Die Berufung des Klägers ist zulässig. Sie ist statthaft und frist- und formgerecht eingelegt und begründet worden. In der Sache hat sie ganz überwiegend Erfolg. Abzuweisen ist die Klage nur insoweit, als der Kläger anteilig für das Jahr 2009 über den gesetzlichen Mindesturlaub und den gesetzlichen Zusatzurlaub für schwerbehinderte Menschen hinaus auch noch den tariflichen Urlaub geltend macht. Der Kläger hat gegen den beklagten Bund Anspruch auf Abgeltung seines gesetzlichen Jahresurlaubs gemäß § 7
Abs. 4
BUrlG. Hinzu kommt anteilig für das Jahr 2009 noch der Zusatzurlaub gemäß
§ 125 SGB IX. Entgegen der Auffassung des Arbeitsgerichts und des beklagten Bundes sind in der Zeit vom 01.01.2005 bis 31.03.2009 trotz des Ruhens des Arbeitsverhältnisses wegen des Bezugs der befristeten Erwerbsminderungsrente die gesetzlichen Urlaubsansprüche entstanden. Dem steht nicht die Vorschrift des § 26
Abs. 2 c TVöD-AT entgegen. Trotz der Anordnung des ruhenden Arbeitsverhältnisses sind die gesetzlichen Urlaubsansprüche entstanden. Sie sind auch nicht gemäß § 7
Abs. 3
BUrlG verfallen. Dies ergibt sich aus der Anwendung der Rechtsprechung des Europäischen Gerichtshofs zum europarechtlichen Verständnis dieser Vorschrift. Schließlich sind die Ansprüche auch nicht verjährt. Dazu im Einzelnen:
1. Der gesetzliche Urlaubsanspruch des Klägers gemäß §§ 1, 3
Abs. 1
BUrlG ist für die Zeit vom 01.01.2005 bis zum 31.03.2009 jeweils jährlich entstanden. Die Voschrift des § 26
Abs. 2 c TVöD-AT wirkt sich nur auf den weitergehenden tariflichen Urlaubsanspruch aus.

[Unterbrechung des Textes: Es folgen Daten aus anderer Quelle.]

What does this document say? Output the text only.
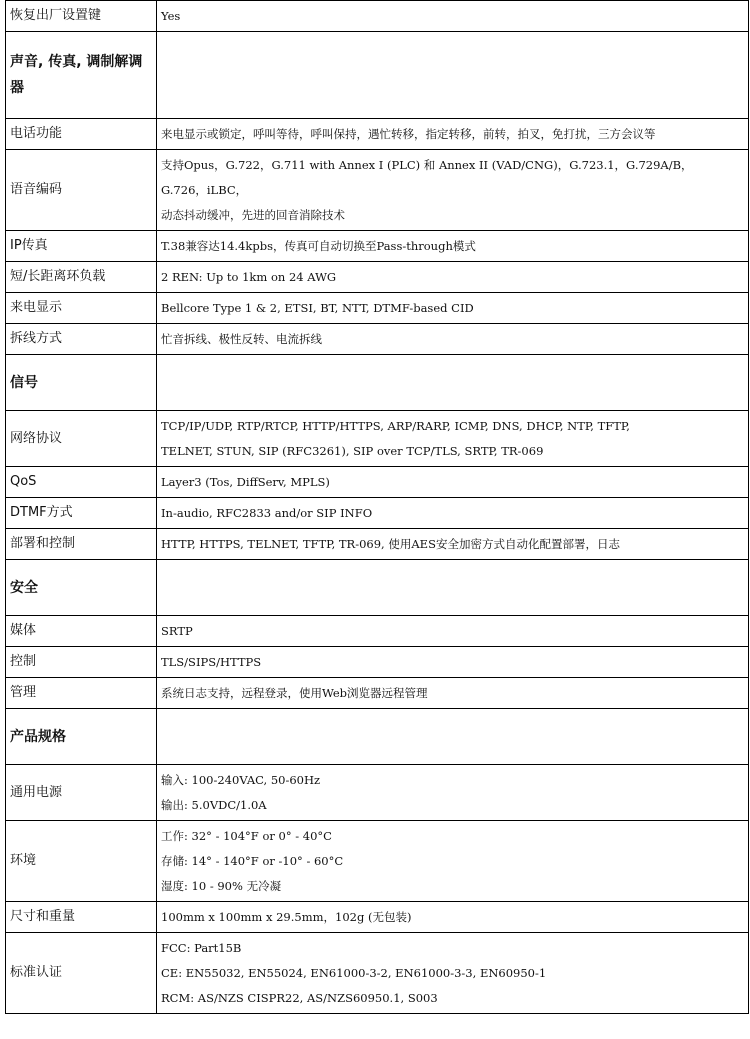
恢复出厂设置键	Yes

声音, 传真, 调制解调器	
电话功能	来电显示或锁定，呼叫等待，呼叫保持，遇忙转移，指定转移，前转，拍叉，免打扰，三方会议等

语音编码	支持Opus，G.722，G.711 with Annex I (PLC) 和 Annex II (VAD/CNG)，G.723.1，G.729A/B，
G.726，iLBC，
动态抖动缓冲，先进的回音消除技术

IP传真	T.38兼容达14.4kpbs，传真可自动切换至Pass-through模式

短/长距离环负载	2 REN: Up to 1km on 24 AWG

来电显示	Bellcore Type 1 & 2, ETSI, BT, NTT, DTMF-based CID

拆线方式	忙音拆线、极性反转、电流拆线

信号	
网络协议	TCP/IP/UDP, RTP/RTCP, HTTP/HTTPS, ARP/RARP, ICMP, DNS, DHCP, NTP, TFTP,
TELNET, STUN, SIP (RFC3261), SIP over TCP/TLS, SRTP, TR-069

QoS	Layer3 (Tos, DiffServ, MPLS)

DTMF方式	In-audio, RFC2833 and/or SIP INFO

部署和控制	HTTP, HTTPS, TELNET, TFTP, TR-069, 使用AES安全加密方式自动化配置部署，日志

安全	
媒体	SRTP

控制	TLS/SIPS/HTTPS

管理	系统日志支持，远程登录，使用Web浏览器远程管理

产品规格	
通用电源	输入: 100-240VAC, 50-60Hz
输出: 5.0VDC/1.0A

环境	工作: 32° - 104°F or 0° - 40°C
存储: 14° - 140°F or -10° - 60°C
湿度: 10 - 90% 无冷凝

尺寸和重量	100mm x 100mm x 29.5mm，102g (无包装)

标准认证	FCC: Part15B
CE: EN55032, EN55024, EN61000-3-2, EN61000-3-3, EN60950-1
RCM: AS/NZS CISPR22, AS/NZS60950.1, S003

a. Der gesetzliche Urlaubsanspruch entstand für den streitgegenständlichen Zeitraum auch trotz des in § 33
Abs. 2 Satz 6 TVöD angeordneten Ruhens des Arbeitsverhältnisses für den Zeitraum des Bezugs der befristeten Erwerbsminderungsrente. Der gesetzliche Urlaubsanspruch wäre allenfalls nur dann auf der Grundlage nationalen Rechts nicht entstanden, wenn es eine gesetzliche Vorschrift gegeben hätte, die ähnlich wie § 4
Abs. 1 ArbPlSchG oder § 17
Abs. 1 Satz 1 BEEG anordnen würde, dass für den Zeitraum des Ruhens des Arbeitsverhältnisses wegen des Bezugs einer befristeten Erwerbsminderungsrente der Arbeitgeber den Erholungsurlaub für jeden vollen Kalendermonat um 1/12 kürzen kann. An einer solchen gesetzlichen Vorschrift fehlt es jedoch.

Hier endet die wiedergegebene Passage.